What's Mostly Hype (For Now)
"You Must Move Everything to Fabric"
Not true.
- Existing Power BI workspaces continue to work
- Premium capacities still exist
- Microsoft supports gradual, selective adoption
There is no requirement to redesign a functioning Power BI estate just because Fabric exists.
"Power BI Is Just a Front-End Now"
Also not true.
Power BI semantic models still:
- Define business metrics
- Enforce governance and security
- Control performance at query time
Fabric adds upstream options — it does not replace the semantic layer.
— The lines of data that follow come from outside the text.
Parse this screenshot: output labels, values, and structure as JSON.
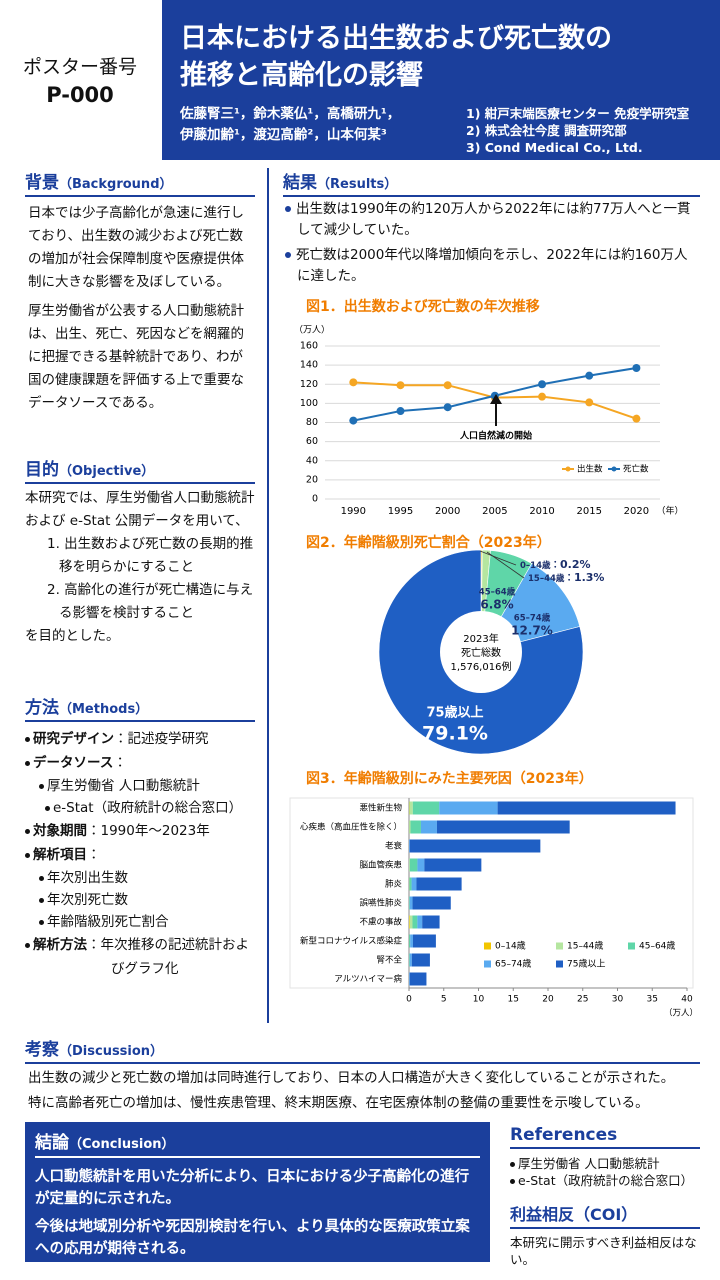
{
  "header": {
    "poster_label": "ポスター番号",
    "poster_number": "P-000",
    "title_lines": [
      "日本における出生数および死亡数の",
      "推移と高齢化の影響"
    ],
    "author_lines": [
      "佐藤腎三¹，鈴木薬仏¹，高橋研九¹，",
      "伊藤加齢¹，渡辺高齢²，山本何某³"
    ],
    "affiliations": [
      "1) 紺戸末端医療センター 免疫学研究室",
      "2) 株式会社今度 調査研究部",
      "3) Cond Medical Co., Ltd."
    ]
  },
  "background": {
    "heading": "背景",
    "heading_en": "（Background）",
    "paragraphs": [
      "日本では少子高齢化が急速に進行しており、出生数の減少および死亡数の増加が社会保障制度や医療提供体制に大きな影響を及ぼしている。",
      "厚生労働省が公表する人口動態統計は、出生、死亡、死因などを網羅的に把握できる基幹統計であり、わが国の健康課題を評価する上で重要なデータソースである。"
    ]
  },
  "objective": {
    "heading": "目的",
    "heading_en": "（Objective）",
    "intro": "本研究では、厚生労働省人口動態統計および e-Stat 公開データを用いて、",
    "items": [
      "1. 出生数および死亡数の長期的推移を明らかにすること",
      "2. 高齢化の進行が死亡構造に与える影響を検討すること"
    ],
    "outro": "を目的とした。"
  },
  "methods": {
    "heading": "方法",
    "heading_en": "（Methods）",
    "items": [
      {
        "label": "研究デザイン",
        "value": "：記述疫学研究"
      },
      {
        "label": "データソース",
        "value": "：",
        "subitems": [
          "厚生労働省 人口動態統計",
          "e-Stat（政府統計の総合窓口）"
        ]
      },
      {
        "label": "対象期間",
        "value": "：1990年～2023年"
      },
      {
        "label": "解析項目",
        "value": "：",
        "subitems": [
          "年次別出生数",
          "年次別死亡数",
          "年齢階級別死亡割合"
        ]
      },
      {
        "label": "解析方法",
        "value": "：年次推移の記述統計およびグラフ化"
      }
    ]
  },
  "results": {
    "heading": "結果",
    "heading_en": "（Results）",
    "bullets": [
      "出生数は1990年の約120万人から2022年には約77万人へと一貫して減少していた。",
      "死亡数は2000年代以降増加傾向を示し、2022年には約160万人に達した。"
    ]
  },
  "chart_data": [
    {
      "type": "line",
      "title": "図1．出生数および死亡数の年次推移",
      "y_unit": "（万人）",
      "x_unit": "（年）",
      "x": [
        1990,
        1995,
        2000,
        2005,
        2010,
        2015,
        2020
      ],
      "xlim": [
        1987,
        2022.5
      ],
      "ylim": [
        0,
        160
      ],
      "yticks": [
        0,
        20,
        40,
        60,
        80,
        100,
        120,
        140,
        160
      ],
      "grid": true,
      "legend": "lower right",
      "annotation": "人口自然減の開始",
      "series": [
        {
          "name": "出生数",
          "color": "#f5a623",
          "values": [
            122,
            119,
            119,
            106,
            107,
            101,
            84
          ]
        },
        {
          "name": "死亡数",
          "color": "#1f6fb5",
          "values": [
            82,
            92,
            96,
            108,
            120,
            129,
            137
          ]
        }
      ]
    },
    {
      "type": "pie",
      "title": "図2．年齢階級別死亡割合（2023年）",
      "categories": [
        "0–14歳",
        "15–44歳",
        "45–64歳",
        "65–74歳",
        "75歳以上"
      ],
      "values": [
        0.2,
        1.3,
        6.8,
        12.7,
        79.1
      ],
      "value_labels": [
        "0.2%",
        "1.3%",
        "6.8%",
        "12.7%",
        "79.1%"
      ],
      "colors": [
        "#f2c500",
        "#b5e6a0",
        "#5fd6a8",
        "#5aaaf0",
        "#1f5fc4"
      ],
      "label_separator": "：",
      "center_lines": [
        "2023年",
        "死亡総数",
        "1,576,016例"
      ]
    },
    {
      "type": "bar",
      "orientation": "horizontal",
      "stacked": true,
      "title": "図3．年齢階級別にみた主要死因（2023年）",
      "categories": [
        "悪性新生物",
        "心疾患（高血圧性を除く）",
        "老衰",
        "脳血管疾患",
        "肺炎",
        "誤嚥性肺炎",
        "不慮の事故",
        "新型コロナウイルス感染症",
        "腎不全",
        "アルツハイマー病"
      ],
      "x_unit": "（万人）",
      "xlim": [
        0,
        40
      ],
      "xticks": [
        0,
        5,
        10,
        15,
        20,
        25,
        30,
        35,
        40
      ],
      "legend": "lower right",
      "series": [
        {
          "name": "0–14歳",
          "color": "#f2c500",
          "values": [
            0.05,
            0.02,
            0,
            0.01,
            0.02,
            0,
            0.1,
            0,
            0,
            0
          ]
        },
        {
          "name": "15–44歳",
          "color": "#b5e6a0",
          "values": [
            0.5,
            0.2,
            0,
            0.1,
            0.05,
            0.01,
            0.4,
            0.02,
            0.01,
            0
          ]
        },
        {
          "name": "45–64歳",
          "color": "#5fd6a8",
          "values": [
            3.8,
            1.5,
            0,
            1.1,
            0.3,
            0.1,
            0.7,
            0.15,
            0.1,
            0.01
          ]
        },
        {
          "name": "65–74歳",
          "color": "#5aaaf0",
          "values": [
            8.4,
            2.3,
            0.1,
            1.0,
            0.7,
            0.4,
            0.7,
            0.4,
            0.3,
            0.1
          ]
        },
        {
          "name": "75歳以上",
          "color": "#1f5fc4",
          "values": [
            25.6,
            19.1,
            18.8,
            8.2,
            6.5,
            5.5,
            2.5,
            3.3,
            2.6,
            2.4
          ]
        }
      ]
    }
  ],
  "discussion": {
    "heading": "考察",
    "heading_en": "（Discussion）",
    "paragraphs": [
      "出生数の減少と死亡数の増加は同時進行しており、日本の人口構造が大きく変化していることが示された。",
      "特に高齢者死亡の増加は、慢性疾患管理、終末期医療、在宅医療体制の整備の重要性を示唆している。"
    ]
  },
  "conclusion": {
    "heading": "結論",
    "heading_en": "（Conclusion）",
    "paragraphs": [
      "人口動態統計を用いた分析により、日本における少子高齢化の進行が定量的に示された。",
      "今後は地域別分析や死因別検討を行い、より具体的な医療政策立案への応用が期待される。"
    ]
  },
  "references": {
    "heading": "References",
    "items": [
      "厚生労働省 人口動態統計",
      "e-Stat（政府統計の総合窓口）"
    ]
  },
  "coi": {
    "heading": "利益相反（COI）",
    "text": "本研究に開示すべき利益相反はない。"
  }
}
Business logic still belongs closest to consumption.
Fabric Readiness: An Honest Reality Check
Fabric is directionally strong, but not frictionless:
- Monitoring across workloads is still fragmented
- CI/CD for Fabric assets is evolving
- Cost visibility at workload level can be unclear
- Many organizations lack the engineering maturity Fabric assumes
For some teams, Fabric will feel empowering. For others, it will introduce operational complexity. Both outcomes are valid.
What This Means for Your Power BI Setup Today
If you already follow Power BI best practices, you're not behind.
Keep Doing:
- Star schema modeling
- Thin reports over shared semantic models
- Certified datasets
- Clear Dev/Test/Prod separation
Start Evaluating:
- Centralized data in OneLake
- Dataflows Gen2 where reuse is required
- Capacity planning that accounts for non-BI workloads
Avoid:
- Rebuilding solutions "because Fabric"
- Mixing heavy ETL logic into Power BI models
- Assuming capacity will compensate for poor design
The Bottom Line
Power BI wasn't replaced — it was repositioned.
Fabric is:
- An architectural unification
- A platform-level shift
- A stress test for existing BI practices
For Power BI professionals, the message is simple: Fabric is not a reason to redesign your Power BI estate. It's a reason to validate whether your existing design was sound to begin with.
If your foundation is solid, Fabric isn't something you need to rush into. It's something you can adopt — deliberately, incrementally, and on your terms.